Absetzung soll erklagt werden

30. Januar 2015. Der Suhrkamp Verlag hat dem Residenztheater München mitgeteilt, dass er heute eine einstweilige Verfügung vor Gericht beantragen wird, um die Absetzung der zukünftigen Baal-Aufführungen (nachtkritik vom 15. Januar 2015) in der Inszenierung Frank Castorfs im Residenztheater zu erwirken. Das teilt das Theater in einer Pressemeldung mit. Intendant Martin Kušej sei von diesem Schritt des Verlags "außerordentlich irritiert und wir kämpfen dafür, dass die Inszenierung weiterhin im Residenztheater gezeigt werden kann".

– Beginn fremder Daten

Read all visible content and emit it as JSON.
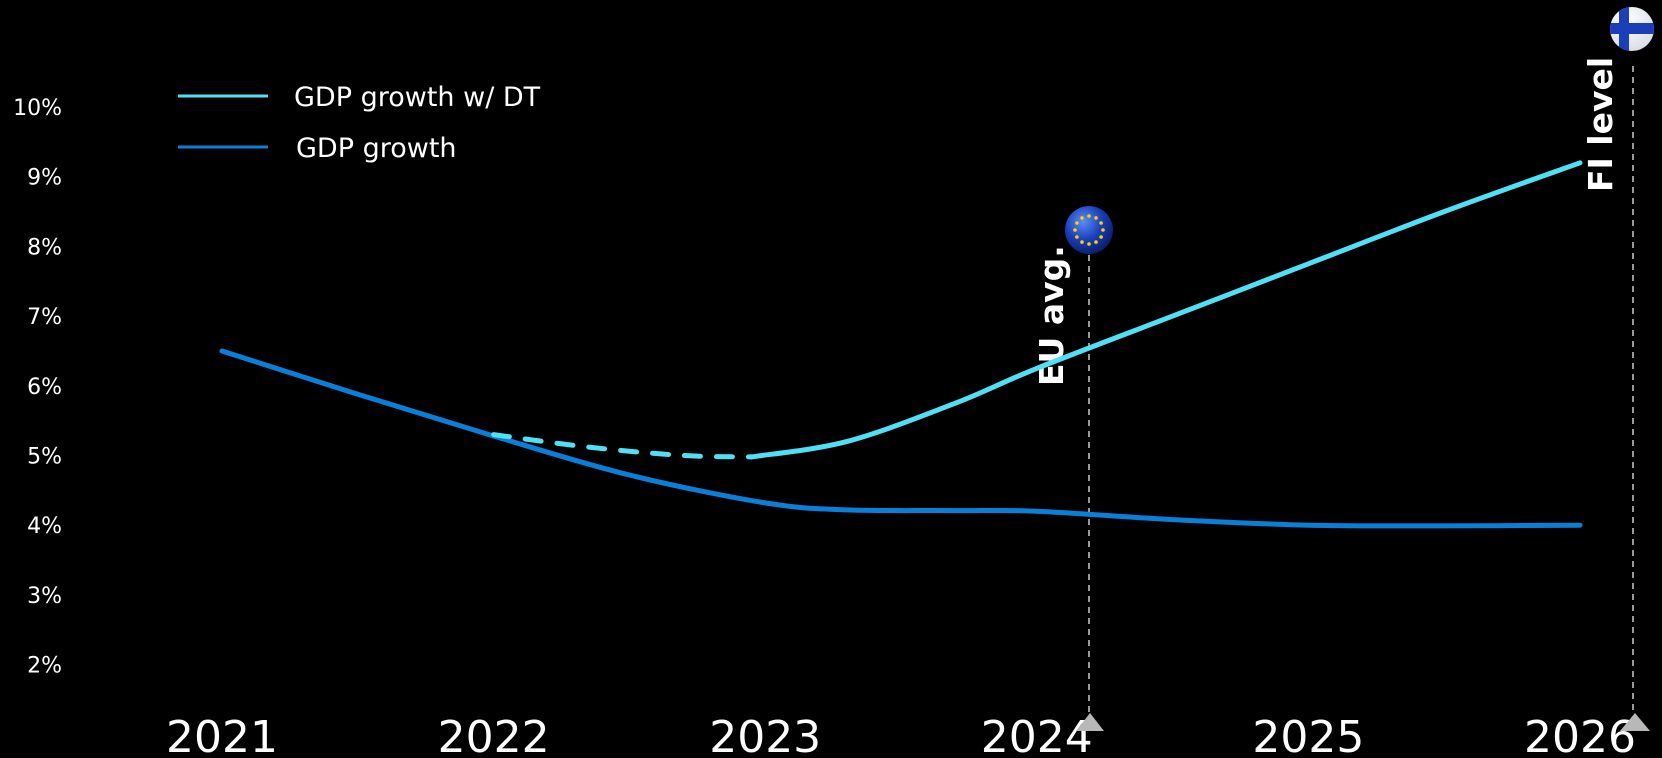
{
  "chart_data": {
    "type": "line",
    "title": "",
    "xlabel": "",
    "ylabel": "",
    "x": [
      "2021",
      "2022",
      "2023",
      "2024",
      "2025",
      "2026"
    ],
    "y_ticks": [
      "10%",
      "9%",
      "8%",
      "7%",
      "6%",
      "5%",
      "4%",
      "3%",
      "2%"
    ],
    "ylim": [
      2,
      10
    ],
    "grid": false,
    "legend_position": "top-left",
    "series": [
      {
        "name": "GDP growth w/ DT",
        "color": "#4fe0f5",
        "points": [
          [
            2022.0,
            5.3
          ],
          [
            2022.35,
            5.12
          ],
          [
            2022.7,
            5.0
          ],
          [
            2022.95,
            4.98
          ],
          [
            2023.3,
            5.2
          ],
          [
            2023.7,
            5.75
          ],
          [
            2024.0,
            6.25
          ],
          [
            2024.5,
            7.0
          ],
          [
            2025.0,
            7.75
          ],
          [
            2025.5,
            8.5
          ],
          [
            2026.0,
            9.2
          ]
        ],
        "dashed_until": 2022.95
      },
      {
        "name": "GDP growth",
        "color": "#0a7fd8",
        "points": [
          [
            2021.0,
            6.5
          ],
          [
            2021.5,
            5.88
          ],
          [
            2022.0,
            5.28
          ],
          [
            2022.5,
            4.72
          ],
          [
            2023.0,
            4.32
          ],
          [
            2023.3,
            4.22
          ],
          [
            2023.7,
            4.21
          ],
          [
            2024.0,
            4.2
          ],
          [
            2024.5,
            4.08
          ],
          [
            2025.0,
            4.0
          ],
          [
            2025.5,
            3.99
          ],
          [
            2026.0,
            4.0
          ]
        ]
      }
    ],
    "reference_lines": [
      {
        "label": "EU avg.",
        "x": 2024.2,
        "icon": "eu-flag-icon"
      },
      {
        "label": "FI level",
        "x": 2026.2,
        "icon": "finland-flag-icon"
      }
    ]
  }
}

In der Mitteilung des Residenztheaters heißt es weiter: "Da der Suhrkamp Verlag, dem die Arbeitsweise und Ästhetik des Regisseurs Frank Castorf vertraut ist, sich bewusst für eine Vergabe der Aufführungsrechte an das Residenztheater und den Regisseur Frank Castorf entschieden hat und das Residenztheater bereits weit vor Probenbeginn damit begonnen hat, den Rechteinhabern des Brecht-Textes die literarische und szenische Erarbeitung der Inszenierung kenntlich zu machen, ist dieser Schritt für uns völlig unverständlich." Die Inszenierung nicht mehr zeigen zu dürfen, würde für das Residenztheater die Preisgabe einer künstlerisch furiosen Arbeit bedeuten, die man als hochspannende, respektvolle und fruchtbare Auseinandersetzung mit Bertolt Brechts "Baal" ansehe und auf die das ganze Theater stolz ist."

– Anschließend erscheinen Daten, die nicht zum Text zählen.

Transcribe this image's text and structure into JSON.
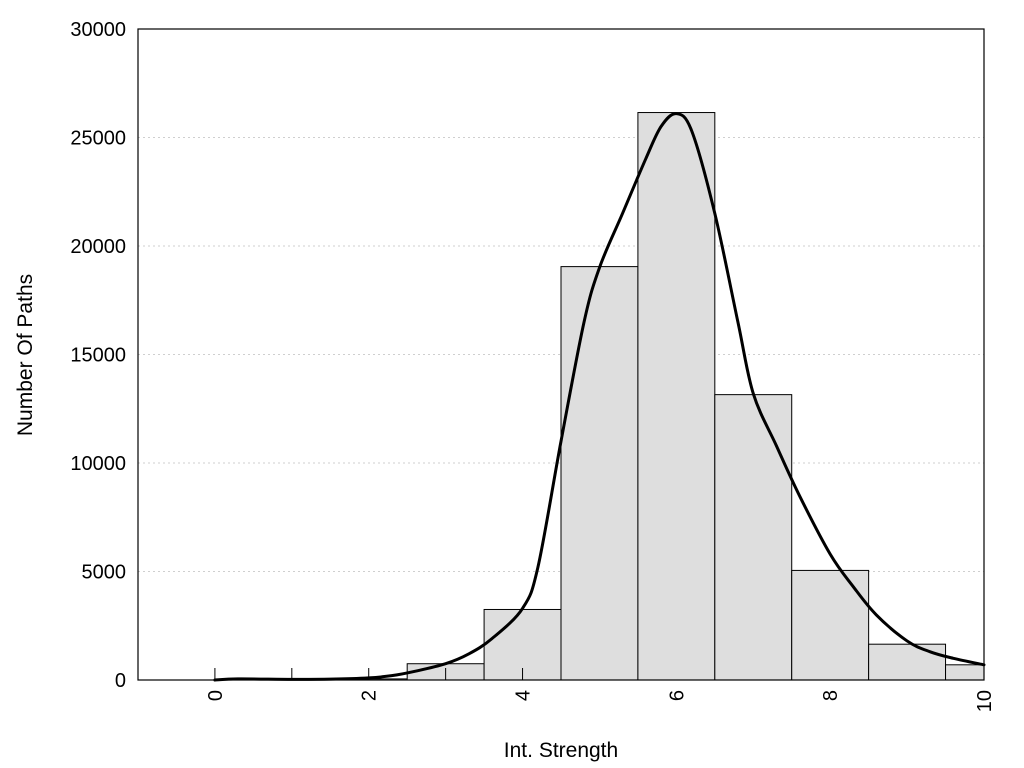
{
  "chart_data": {
    "type": "bar",
    "title": "",
    "xlabel": "Int. Strength",
    "ylabel": "Number Of Paths",
    "xlim": [
      -1,
      10
    ],
    "ylim": [
      0,
      30000
    ],
    "x_ticks": [
      0,
      2,
      4,
      6,
      8,
      10
    ],
    "x_tick_labels": [
      "0",
      "2",
      "4",
      "6",
      "8",
      "10"
    ],
    "x_minor_ticks": [
      0,
      1,
      2,
      3,
      4
    ],
    "y_ticks": [
      0,
      5000,
      10000,
      15000,
      20000,
      25000,
      30000
    ],
    "y_tick_labels": [
      "0",
      "5000",
      "10000",
      "15000",
      "20000",
      "25000",
      "30000"
    ],
    "grid": "horizontal-dotted",
    "bar_color": "#dedede",
    "bars": [
      {
        "x": 0,
        "value": 0
      },
      {
        "x": 1,
        "value": 0
      },
      {
        "x": 2,
        "value": 50
      },
      {
        "x": 3,
        "value": 750
      },
      {
        "x": 4,
        "value": 3250
      },
      {
        "x": 5,
        "value": 19050
      },
      {
        "x": 6,
        "value": 26150
      },
      {
        "x": 7,
        "value": 13150
      },
      {
        "x": 8,
        "value": 5050
      },
      {
        "x": 9,
        "value": 1650
      },
      {
        "x": 10,
        "value": 700
      }
    ],
    "curve": {
      "x": [
        0,
        0.3,
        1,
        1.5,
        2,
        2.3,
        2.6,
        3,
        3.3,
        3.6,
        4,
        4.2,
        4.5,
        4.8,
        5,
        5.3,
        5.6,
        5.8,
        6,
        6.2,
        6.5,
        6.8,
        7,
        7.3,
        7.6,
        8,
        8.3,
        8.6,
        9,
        9.3,
        9.6,
        10
      ],
      "y": [
        0,
        50,
        30,
        40,
        100,
        200,
        400,
        750,
        1200,
        1900,
        3300,
        5200,
        11000,
        16500,
        19000,
        21500,
        24000,
        25500,
        26100,
        25300,
        21500,
        16500,
        13200,
        10800,
        8500,
        5800,
        4300,
        3000,
        1800,
        1300,
        1000,
        700
      ]
    }
  }
}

Mit "Baal" habe Castorf erneut einen ästhetisch herausfordernden und inhaltlich bezwingenden Theaterabend geschaffen, der auch als Fortsetzung seiner Céline-Inszenierung Reise ans Ende der Nacht gesehen werden könne, schreibt das Theater weiter. Er habe, gemeinsam mit seinem Bühnenbildner Aleksandar Denić, Brechts Baal als Alter-Ego-Figur unseres gefräßigen Europas installiert, als Kolonialisten auf langsam verlorenem Vietnam-Posten. So wie Castorf interpretatorisch Baals Hunger (nach Frauen, Leibern, Entgrenzung) zu unserem "weißen" Hunger nach Land, Einflussgebieten, Reichtum erweitert, habe er Baals Sprache aufgeladen und angereichert.

Am Freitnachmittag hat der Suhrkamp-Verlag auf unsere Nachfrage dazu folgende Stellungnahme abgegeben:

"Bei der am 15.1.2015 am Münchner Residenztheater unter dem Titel BAAL gezeigten Inszenierung handelt es sich um eine nicht-autorisierte Bearbeitung des Stückes von Bertolt Brecht. Innerhalb der Produktion werden umfänglich Fremdtexte verwendet, die Werkeinheit wird aufgelöst.

Absprachen zur Verwendung von Fremdtexten hat es im Vorfeld nicht gegeben. Dies verletzt das Urheberrecht und ist durch den mit der Bühne geschlossenen Aufführungsvertrag nicht gedeckt.

Das Theater hat uns trotz mehrfacher Aufforderung die endgültige Spielfassung bis heute nicht zur Verfügung gestellt.

Der Suhrkamp Verlag wird auch künftig keine Theaterschaffenden von einer Beschäftigung mit Verlagswerken prospektiv ausschließen, wie dies die Presseerklärung des Residenztheaters nahelegt."